Agreed, but what if the prediction is that temperatures will increase by between 1.5C and 6C. Is it still a hypothesis then? You may wish for a hypothesis to be contained within AGW, but wishing does not make it so. The nearest thing to a hypothesis that I have come across has been the prediction that GCM’s have made for a tropical mid troposphere hotspot. Hows that one working out?

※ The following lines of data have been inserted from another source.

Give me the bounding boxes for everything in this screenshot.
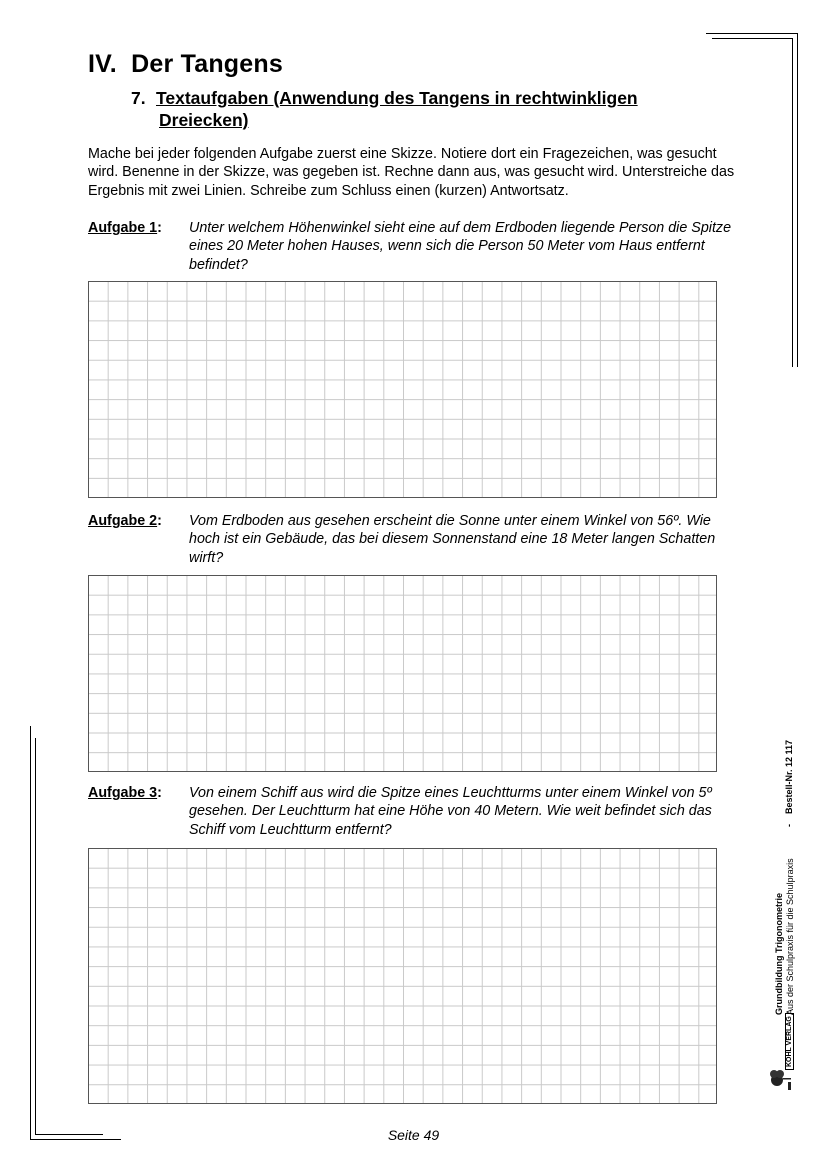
frame-top-line-outer bbox=[706, 33, 798, 34]
section-title: Der Tangens bbox=[131, 50, 283, 78]
logo-text: KOHL VERLAG bbox=[785, 1013, 794, 1070]
intro-paragraph: Mache bei jeder folgenden Aufgabe zuerst eine Skizze. Notiere dort ein Fragezeichen, was gesucht wird. Benenne in der Skizze, was gegeben ist. Rechne dann aus, was gesucht wird. Unterstreiche das Ergebnis mit zwei Linien. Schreibe zum Schluss einen (kurzen) Antwortsatz. bbox=[88, 146, 735, 199]
section-heading bbox=[88, 50, 283, 79]
page-number: Seite 49 bbox=[387, 1127, 440, 1143]
task-2-label: Aufgabe 2: bbox=[88, 513, 162, 529]
order-number-block bbox=[784, 737, 795, 827]
subsection-heading bbox=[131, 87, 638, 131]
task-1-label: Aufgabe 1: bbox=[88, 220, 162, 236]
subsection-number: 7. bbox=[131, 88, 146, 108]
task-2-text: Vom Erdboden aus gesehen erscheint die Sonne unter einem Winkel von 56º. Wie hoch ist ein Gebäude, das bei diesem Sonnenstand eine 18 Meter langen Schatten wirft? bbox=[189, 513, 716, 566]
section-number: IV. bbox=[88, 50, 117, 78]
frame-right-line-inner bbox=[792, 38, 793, 367]
task-3-label: Aufgabe 3: bbox=[88, 785, 162, 801]
frame-top-line-inner bbox=[712, 38, 793, 39]
task-3-text: Von einem Schiff aus wird die Spitze eines Leuchtturms unter einem Winkel von 5º gesehen. Der Leuchtturm hat eine Höhe von 40 Metern. Wie weit befindet sich das Schiff vom Leuchtturm entfernt? bbox=[189, 785, 712, 838]
frame-left-line-outer bbox=[30, 726, 31, 1140]
frame-right-line-outer bbox=[797, 33, 798, 367]
imprint-title: Grundbildung Trigonometrie bbox=[774, 893, 784, 1015]
imprint-subtitle: Aus der Schulpraxis für die Schulpraxis bbox=[785, 858, 795, 1015]
task-2-answer-grid[interactable] bbox=[88, 575, 717, 772]
task-1-answer-grid[interactable] bbox=[88, 281, 717, 498]
order-separator: - bbox=[784, 824, 794, 827]
subsection-title-line2: Dreiecken) bbox=[159, 110, 249, 130]
frame-left-line-inner bbox=[35, 738, 36, 1135]
subsection-title-line1: Textaufgaben (Anwendung des Tangens in rechtwinkligen bbox=[156, 88, 638, 108]
publisher-logo bbox=[768, 1016, 798, 1092]
task-3-answer-grid[interactable] bbox=[88, 848, 717, 1104]
task-1-text: Unter welchem Höhenwinkel sieht eine auf dem Erdboden liegende Person die Spitze eines 20 Meter hohen Hauses, wenn sich die Person 50 Meter vom Haus entfernt befindet? bbox=[189, 220, 732, 273]
order-number: Bestell-Nr. 12 117 bbox=[784, 739, 794, 814]
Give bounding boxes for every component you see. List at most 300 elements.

I am not terribly impressed by this paper. It seems that their dates all came up wrong, so they “corrected” them by assuming that someone had managed to lose 1m from the top of the cores! This means that there is no overlap between the proxies and any real data. Why then did they not go back and get a core sample to cover the last few thousand years? Because of this I have no confidence that the calibration of the absolute level from these proxies is correct, or that they can be usefully compared with the recent actual observations. That the extent has historically expanded and contracted in the way their graph shows seems a reasonable conclusion, but whether at any given epoch it was greater or less than now is not, in my judgement, and in the absence of proxy-and-direct-observation overlap, sustainable with any certainty.